4 ways to increase internal collaboration and advance sustainability objectives
Building sustainable businesses requires zooming out and seeing the bigger picture. Read More

This article is part of a series by BSR that will explore how corporate sustainability pros can work across departments on shared goals.
Over the last several weeks, we have been delighted to publish a series of articles to help you and your sustainability team shape your internal collaboration efforts. With this series, we have aimed to provide concrete guidance on pain points, success factors and collaboration potential for a range of functions — from marketing to risk to investor relations to HR. Our findings are based on years of experience helping our member companies build traction for sustainability internally and externally.
This final piece aims to take a step back and look at the big picture. We agree that the era of quick wins for sustainability is over, and that the next phase of work involves building resilient business strategies that take sustainability as their foundation. As we assert in our recent BSR report, “Redefining Sustainable Business: Management for a Rapidly Changing World (PDF),” the ability to drive change in today’s organizations is the single most important skill set for today’s sustainability teams.
This means that as sustainability professionals, you will need to reimagine your role in four main ways: as the creator of value for companies; as a futurist; as a change agent; and as a coalition-builder. This requires a more deliberate, structured and thoughtful approach to working with other functions. But if you succeed in these four areas, then your sustainability function will thrive as an engine of innovation at a time when innovation is sorely needed.
What do we see as the key success factors for internal collaboration overall?

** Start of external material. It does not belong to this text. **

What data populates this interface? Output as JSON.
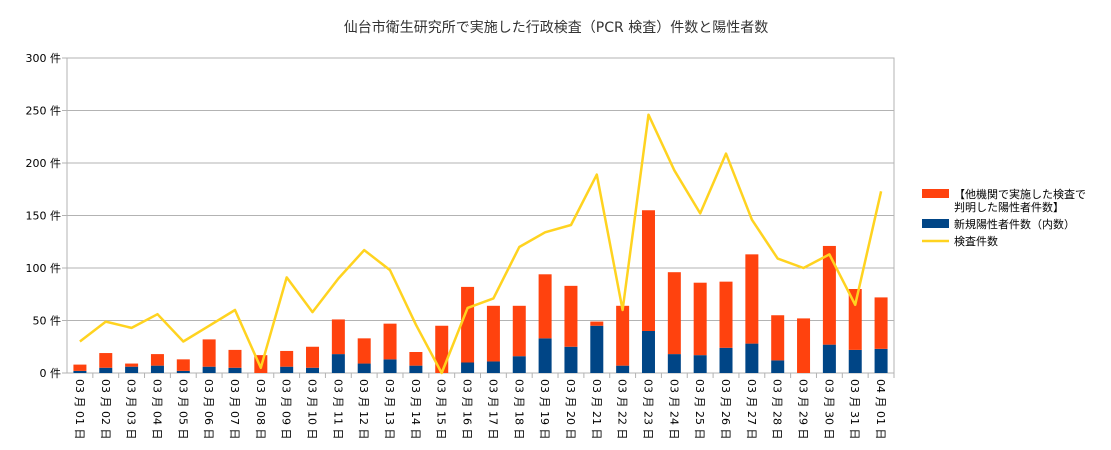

1. Focus on internal engagement using a materiality principle
The concept of shared value can be used both internally and externally. This means making a deliberate effort to understand the priorities of your colleagues in other functions and focusing on synergies — in other words, using what we are calling an organizational materiality principle.

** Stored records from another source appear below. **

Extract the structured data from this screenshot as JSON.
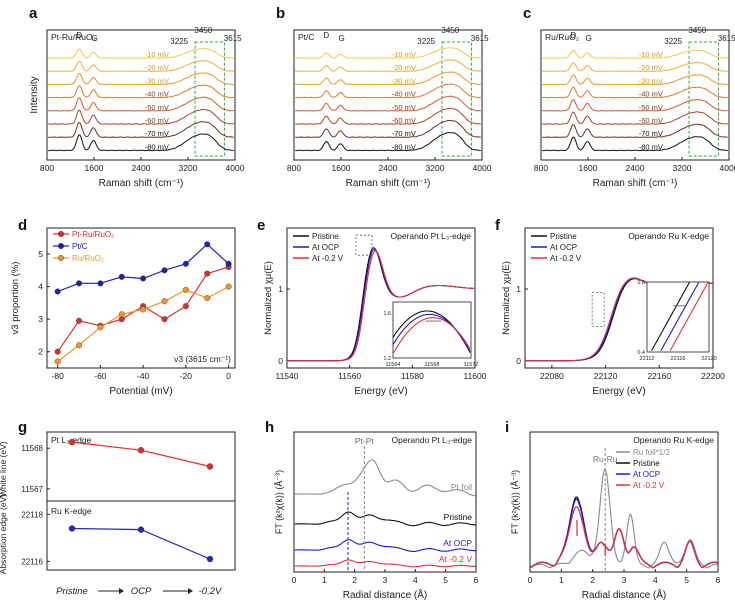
{
  "chart_data": [
    {
      "panel": "a",
      "type": "line",
      "title": "Pt-Ru/RuO₂",
      "xlabel": "Raman shift (cm⁻¹)",
      "ylabel": "Intensity",
      "xlim": [
        800,
        4000
      ],
      "xticks": [
        800,
        1600,
        2400,
        3200,
        4000
      ],
      "peak_labels": {
        "D": "D",
        "G": "G",
        "p3225": "3225",
        "p3450": "3450",
        "p3615": "3615"
      },
      "series": [
        {
          "name": "-10 mV",
          "color": "#f5c84a"
        },
        {
          "name": "-20 mV",
          "color": "#f0ad32"
        },
        {
          "name": "-30 mV",
          "color": "#eb9528"
        },
        {
          "name": "-40 mV",
          "color": "#e0782a"
        },
        {
          "name": "-50 mV",
          "color": "#cf5c2a"
        },
        {
          "name": "-60 mV",
          "color": "#a8452a"
        },
        {
          "name": "-70 mV",
          "color": "#6e3022"
        },
        {
          "name": "-80 mV",
          "color": "#111111"
        }
      ]
    },
    {
      "panel": "b",
      "type": "line",
      "title": "Pt/C",
      "xlabel": "Raman shift (cm⁻¹)",
      "ylabel": "",
      "xlim": [
        800,
        4000
      ],
      "xticks": [
        800,
        1600,
        2400,
        3200,
        4000
      ],
      "peak_labels": {
        "D": "D",
        "G": "G",
        "p3225": "3225",
        "p3450": "3450",
        "p3615": "3615"
      },
      "series": [
        {
          "name": "-10 mV"
        },
        {
          "name": "-20 mV"
        },
        {
          "name": "-30 mV"
        },
        {
          "name": "-40 mV"
        },
        {
          "name": "-50 mV"
        },
        {
          "name": "-60 mV"
        },
        {
          "name": "-70 mV"
        },
        {
          "name": "-80 mV"
        }
      ]
    },
    {
      "panel": "c",
      "type": "line",
      "title": "Ru/RuO₂",
      "xlabel": "Raman shift (cm⁻¹)",
      "ylabel": "",
      "xlim": [
        800,
        4000
      ],
      "xticks": [
        800,
        1600,
        2400,
        3200,
        4000
      ],
      "peak_labels": {
        "D": "D",
        "G": "G",
        "p3225": "3225",
        "p3450": "3450",
        "p3615": "3615"
      },
      "series": [
        {
          "name": "-10 mV"
        },
        {
          "name": "-20 mV"
        },
        {
          "name": "-30 mV"
        },
        {
          "name": "-40 mV"
        },
        {
          "name": "-50 mV"
        },
        {
          "name": "-60 mV"
        },
        {
          "name": "-70 mV"
        },
        {
          "name": "-80 mV"
        }
      ]
    },
    {
      "panel": "d",
      "type": "line",
      "xlabel": "Potential (mV)",
      "ylabel": "v3 proportion (%)",
      "xlim": [
        -85,
        3
      ],
      "ylim": [
        1.5,
        5.8
      ],
      "xticks": [
        -80,
        -60,
        -40,
        -20,
        0
      ],
      "yticks": [
        2,
        3,
        4,
        5
      ],
      "annotation": "v3 (3615 cm⁻¹)",
      "x": [
        -80,
        -70,
        -60,
        -50,
        -40,
        -30,
        -20,
        -10,
        0
      ],
      "series": [
        {
          "name": "Pt-Ru/RuO₂",
          "color": "#d93030",
          "values": [
            2.0,
            2.95,
            2.8,
            3.0,
            3.4,
            3.0,
            3.4,
            4.4,
            4.6
          ]
        },
        {
          "name": "Pt/C",
          "color": "#2020b0",
          "values": [
            3.85,
            4.1,
            4.1,
            4.3,
            4.25,
            4.5,
            4.7,
            5.3,
            4.7
          ]
        },
        {
          "name": "Ru/RuO₂",
          "color": "#f09628",
          "values": [
            1.7,
            2.2,
            2.75,
            3.15,
            3.3,
            3.55,
            3.9,
            3.65,
            4.0
          ]
        }
      ]
    },
    {
      "panel": "e",
      "type": "line",
      "title": "Operando Pt L₃-edge",
      "xlabel": "Energy (eV)",
      "ylabel": "Normalized χμ(E)",
      "xlim": [
        11540,
        11600
      ],
      "ylim": [
        -0.1,
        1.85
      ],
      "xticks": [
        11540,
        11560,
        11580,
        11600
      ],
      "yticks": [
        0,
        1
      ],
      "series": [
        {
          "name": "Pristine",
          "color": "#111111"
        },
        {
          "name": "At OCP",
          "color": "#1a1ad0"
        },
        {
          "name": "At -0.2 V",
          "color": "#e03040"
        }
      ],
      "inset": {
        "xlim": [
          11564,
          11572
        ],
        "ylim": [
          1.2,
          1.7
        ],
        "xticks": [
          11564,
          11568,
          11572
        ],
        "yticks": [
          1.2,
          1.6
        ]
      }
    },
    {
      "panel": "f",
      "type": "line",
      "title": "Operando Ru K-edge",
      "xlabel": "Energy (eV)",
      "ylabel": "Normalized χμ(E)",
      "xlim": [
        22060,
        22200
      ],
      "ylim": [
        -0.1,
        1.85
      ],
      "xticks": [
        22080,
        22120,
        22160,
        22200
      ],
      "yticks": [
        0,
        1
      ],
      "series": [
        {
          "name": "Pristine",
          "color": "#111111"
        },
        {
          "name": "At OCP",
          "color": "#1a1ad0"
        },
        {
          "name": "At -0.2 V",
          "color": "#e03040"
        }
      ],
      "inset": {
        "xlim": [
          22112,
          22120
        ],
        "ylim": [
          0.4,
          0.8
        ],
        "xticks": [
          22112,
          22116,
          22120
        ],
        "yticks": [
          0.4,
          0.8
        ]
      }
    },
    {
      "panel": "g",
      "type": "scatter",
      "ylabel_top": "White line (eV)",
      "ylabel_bottom": "Absorption edge (eV)",
      "categories": [
        "Pristine",
        "OCP",
        "-0.2V"
      ],
      "top": {
        "label": "Pt L₃-edge",
        "color": "#d93030",
        "ylim": [
          11566.8,
          11568.3
        ],
        "yticks": [
          11567,
          11568
        ],
        "values": [
          11568.15,
          11567.95,
          11567.55
        ]
      },
      "bottom": {
        "label": "Ru K-edge",
        "color": "#2828c0",
        "ylim": [
          22115.8,
          22118.4
        ],
        "yticks": [
          22116,
          22118
        ],
        "values": [
          22117.4,
          22117.35,
          22116.1
        ]
      }
    },
    {
      "panel": "h",
      "type": "line",
      "title": "Operando Pt L₃-edge",
      "xlabel": "Radial distance (Å)",
      "ylabel": "FT (k²χ(k)) (Å⁻³)",
      "xlim": [
        0,
        6
      ],
      "xticks": [
        0,
        1,
        2,
        3,
        4,
        5,
        6
      ],
      "peak_label": "Pt-Pt",
      "series": [
        {
          "name": "Pt foil",
          "color": "#8a8a8a"
        },
        {
          "name": "Pristine",
          "color": "#111111"
        },
        {
          "name": "At OCP",
          "color": "#1a1ad0"
        },
        {
          "name": "At -0.2 V",
          "color": "#e03040"
        }
      ]
    },
    {
      "panel": "i",
      "type": "line",
      "title": "Operando Ru K-edge",
      "xlabel": "Radial distance (Å)",
      "ylabel": "FT (k²χ(k)) (Å⁻³)",
      "xlim": [
        0,
        6
      ],
      "xticks": [
        0,
        1,
        2,
        3,
        4,
        5,
        6
      ],
      "peak_label": "Ru-Ru",
      "series": [
        {
          "name": "Ru foil*1/2",
          "color": "#8a8a8a"
        },
        {
          "name": "Pristine",
          "color": "#111111"
        },
        {
          "name": "At OCP",
          "color": "#1a1ad0"
        },
        {
          "name": "At -0.2 V",
          "color": "#e03040"
        }
      ]
    }
  ]
}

Once you have used a materiality assessment to identify key priorities for your company, you can use this to design an internal engagement program focused on departments with the most potential influence, collaboration potential and relevant expertise. Applying stakeholder engagement best practice to your cross-functional work is essential. You won’t have the bandwidth to focus on everything, so align with those teams and departments that stand to benefit the most from collaboration and can have the greatest influence over the sustainability agenda.
2. Educate your colleagues about sustainability; but don’t forget to learn from them, too
Sustainability teams often see it as their mission to help raise internal awareness on key issues such as climate change and human rights. But if sustainability teams treat this as a one-way education process, they risk being deemed both preachy and insufficiently business-focused to drive change. It is critically important to understand the priorities, goals and success factors of the teams you wish to work with — and this will make you a far more effective and impactful expert resource across the business.

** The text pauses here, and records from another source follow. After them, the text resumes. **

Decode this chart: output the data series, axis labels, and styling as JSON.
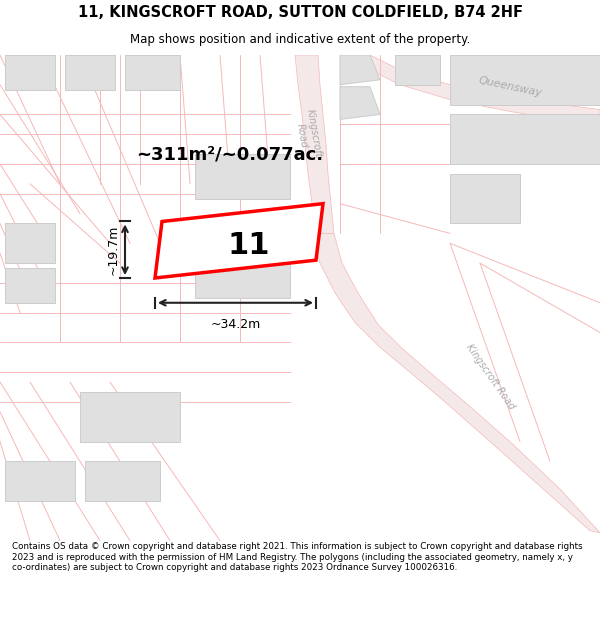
{
  "title_line1": "11, KINGSCROFT ROAD, SUTTON COLDFIELD, B74 2HF",
  "title_line2": "Map shows position and indicative extent of the property.",
  "footer_text": "Contains OS data © Crown copyright and database right 2021. This information is subject to Crown copyright and database rights 2023 and is reproduced with the permission of HM Land Registry. The polygons (including the associated geometry, namely x, y co-ordinates) are subject to Crown copyright and database rights 2023 Ordnance Survey 100026316.",
  "bg_color": "#ffffff",
  "map_bg_color": "#ffffff",
  "road_line_color": "#f5b8b8",
  "road_fill_color": "#f5e8e8",
  "building_fill_color": "#e0e0e0",
  "building_edge_color": "#cccccc",
  "property_fill_color": "#ffffff",
  "property_edge_color": "#ff0000",
  "road_label_color": "#aaaaaa",
  "dim_color": "#222222",
  "area_text": "~311m²/~0.077ac.",
  "property_label": "11",
  "width_label": "~34.2m",
  "height_label": "~19.7m"
}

As one of our members told us, “We really saw the role of our team change over time. After years of effort and pushing information out to the business, our brands started to come to us for help and support. That’s how we knew we had gotten it right.”
3. Recognize that governance matters, a lot
In 2018, many of the most pressing challenges facing organizations do not fit neatly into the remit of one particular department. At the same time, issues that once would have been dismissed as niche sustainability concerns are keeping the C-suite up at night. Lobbying and tax disclosure involve government affairs and finance, and they are also increasingly sustainability topics. Diversity and inclusion are front and center for your HR team and also high-priority sustainable business issues.
This means that accountability can become diffuse, and careful design of new governance structures is essential. Companies are experimenting with corporate responsibility committees at the board and management level to address these new and emerging challenges. However, care needs to be taken that these solutions do not replicate internal tensions and power imbalances, but instead provide clarity over who is responsible for what. Solid governance is underrated as a change lever, but is necessary to avoid “death by committee” and free up space for innovation and ambition.
4. Understand your corporate culture
Yet governance is not effective in a vacuum. Making a deliberate, considered effort to understand the culture of your organization will make you a much more effective change agent. Team dynamics, incentives and existing programs are all key considerations when driving sustainability and building companies with more coherent values and purpose. Sustainable companies do not just focus on responding to issues, but also on how they work and make decisions.
Ultimately, the ability to successfully collaborate — both inside and outside your company walls — will be essential in your efforts to advance sustainable business in our rapidly changing world. We hope you find these guides useful in this endeavor and would be thrilled to hear from you about your experience applying them.